La construction fit face à de nombreux handicaps :

1/ Chapelle Jeanne d’Arc et fenêtres bas-côté nord

Quand les ouvriers sont arrivés à la réalisation des chapelles, côté nord, ils se sont heurtés aux bâtiments conventuels que les moines avaient déjà terminés le long du mur de l’église paroissiale. Ils durent réduire la dernière chapelle, actuellement dédiée à Jeanne d’Arc, et, surtout, percer les fenêtres du bas-côté nord plus haut que celles du bas-côté sud (voir de l’extérieur).
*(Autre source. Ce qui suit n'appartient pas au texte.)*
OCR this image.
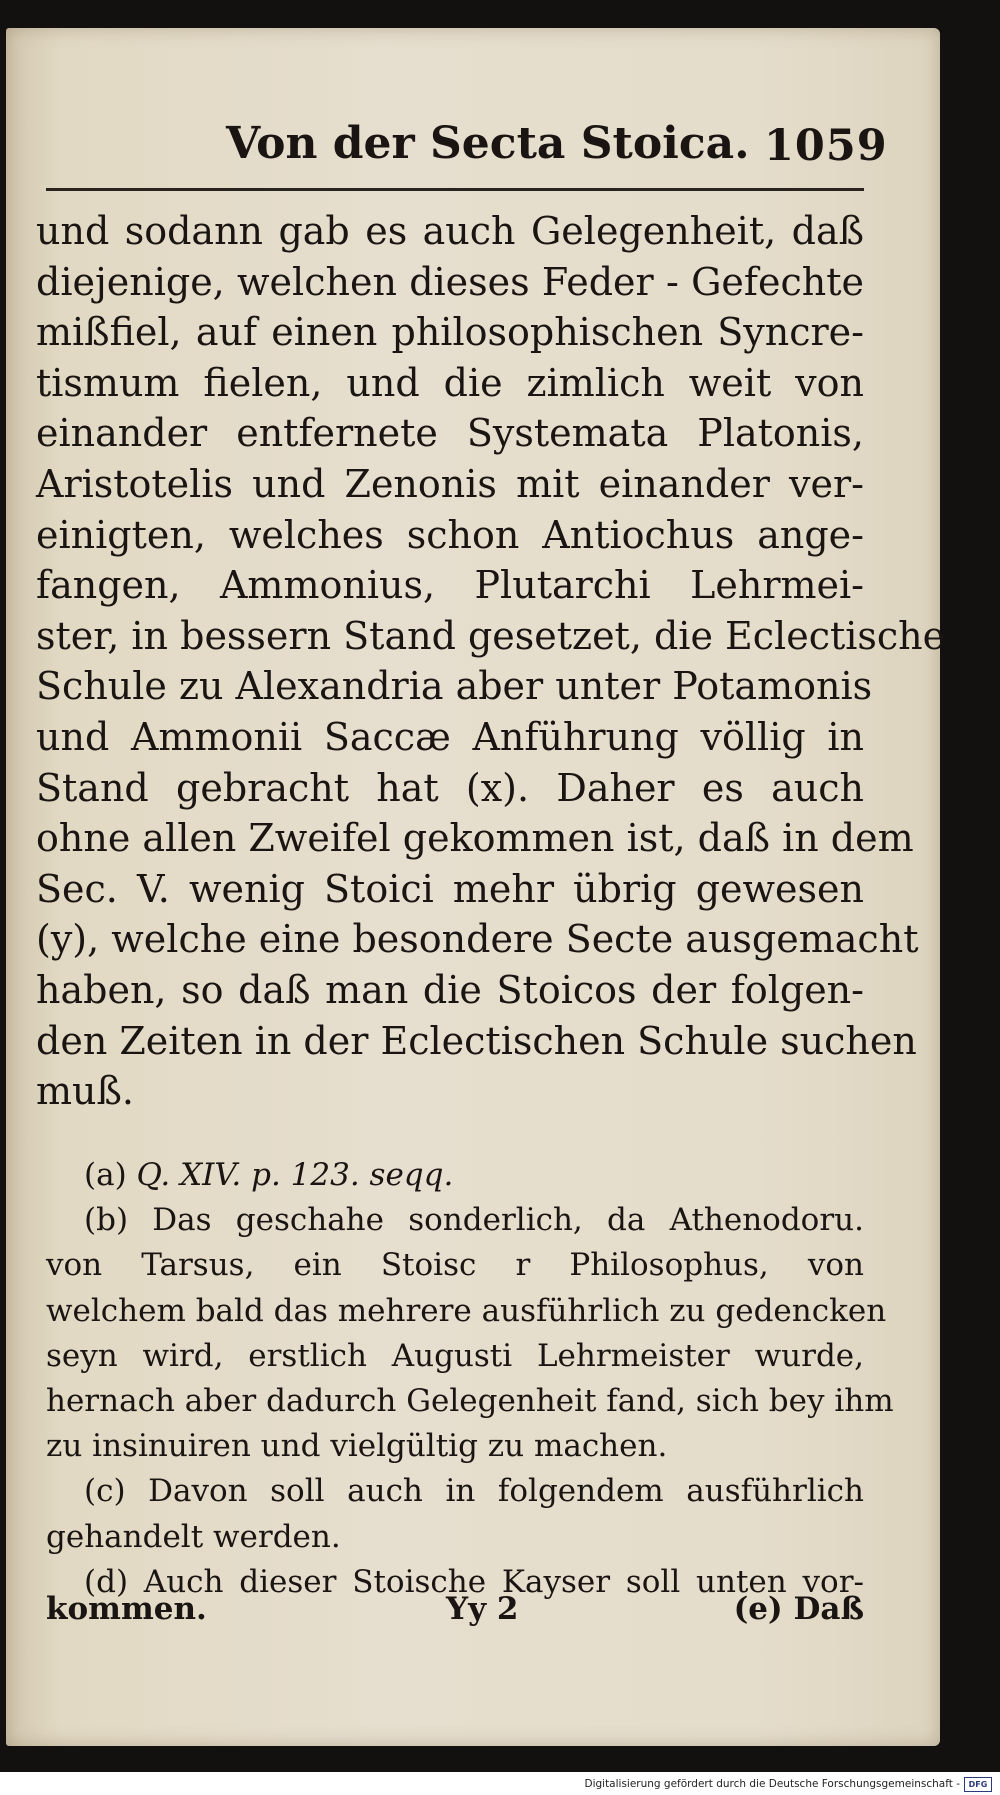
Von der Secta Stoica. 1059
und sodann gab es auch Gelegenheit, daß
diejenige, welchen dieses Feder - Gefechte
mißfiel, auf einen philosophischen Syncre-
tismum fielen, und die zimlich weit von
einander entfernete Systemata Platonis,
Aristotelis und Zenonis mit einander ver-
einigten, welches schon Antiochus ange-
fangen, Ammonius, Plutarchi Lehrmei-
ster, in bessern Stand gesetzet, die Eclectische
Schule zu Alexandria aber unter Potamonis
und Ammonii Saccæ Anführung völlig in
Stand gebracht hat (x). Daher es auch
ohne allen Zweifel gekommen ist, daß in dem
Sec. V. wenig Stoici mehr übrig gewesen
(y), welche eine besondere Secte ausgemacht
haben, so daß man die Stoicos der folgen-
den Zeiten in der Eclectischen Schule suchen
muß.
(a) Q. XIV. p. 123. seqq.
(b) Das geschahe sonderlich, da Athenodoru.
von Tarsus, ein Stoisc r Philosophus, von
welchem bald das mehrere ausführlich zu gedencken
seyn wird, erstlich Augusti Lehrmeister wurde,
hernach aber dadurch Gelegenheit fand, sich bey ihm
zu insinuiren und vielgültig zu machen.
(c) Davon soll auch in folgendem ausführlich
gehandelt werden.
(d) Auch dieser Stoische Kayser soll unten vor-
kommen.	Yy 2	(e) Daß
Digitalisierung gefördert durch die Deutsche Forschungsgemeinschaft -	DFG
2/ Fond de la nef et problème des piliers

Mais le gros problème provenait de la présence, au milieu du chantier, de l’église paroissiale dont les moines avaient besoin pour célébrer les offices et respecter le rite clunisien. Elle sera démolie au fur et à mesure de l ‘avancement des travaux. Or, seul l’angle sud du bout de la nef, près de la chapelle du XIII° siècle, ouvrait sur un espace extérieur suffisamment libre pour permettre d’évacuer les déblais. Ceci explique que cette partie de l’église ait été terminée en dernier, que les piliers sud ne soient pas tout à fait dans l’axe des piliers nord, ce qui obligea à gauchir légèrement les voûtes qui, fragilisées, ont cédé sous l’effet de l’onde de choc provoquée par l’explosion de la bombe en 1944.

3/ Mur de revers et rosace

La présence de l’église romane peut aussi expliquer que le mur de revers conservé soit désaxé par rapport au chœur du nouvel édifice, que la rosace percée au XIII° siècle soit au milieu de la façade, mais trop bas, et désaxée vue de l’intérieur.

4/ Pente de la nef

La présence de l’église romane n’a pas permis de préparer correctement le sol de la nef qui descend en pente douce vers le chœur en suivant la légère inclinaison de l’éperon rocheux.

5/Bloc de l’avant-nef « démodé » par rapport à l’édifice et absence du 2ème clocher prévu

Les difficultés financières et techniques ont freiné les travaux. Au XIII° siècle les dons se faisaient plus rares, les revenus des moines diminuaient, le prestige du monastère aussi. Il n’était plus en mesure de supporter la démolition de l’avant-nef et de sa tribune pour les mettre en harmonie avec le reste de l’édifice. C’est ainsi que l’ensemble du bloc liturgique pré-gothique est resté plaqué sur la façade de l’édifice gothique, fermant la nef, et, surtout, que le deuxième clocher n’ait pas été érigé.

6/ Écartement des voûtes

Depuis leur construction les arcs-boutants n’étaient pas suffisamment forts pour contrebalancer la poussée des hautes voûtes qui ont tendance à s’écarter. Tout au long des siècles il fallut trouver une technique pour maintenir la masse et limiter les dégâts. Dans les années 1950, lors de la reconstruction, l’Architecte des Monuments Historiques a mis en place des pinces en ciment armé qui passent au-dessus des voûtes. Cette façon de procéder, mise au point à Saint-Leu, se pratique maintenant couramment et semble donner satisfaction.

L’église prieurale de Saint-Leu est considérée comme un chef d’oeuvre de l’art de transition : sa construction commence avec l’art roman et se termine en pleine époque gothique.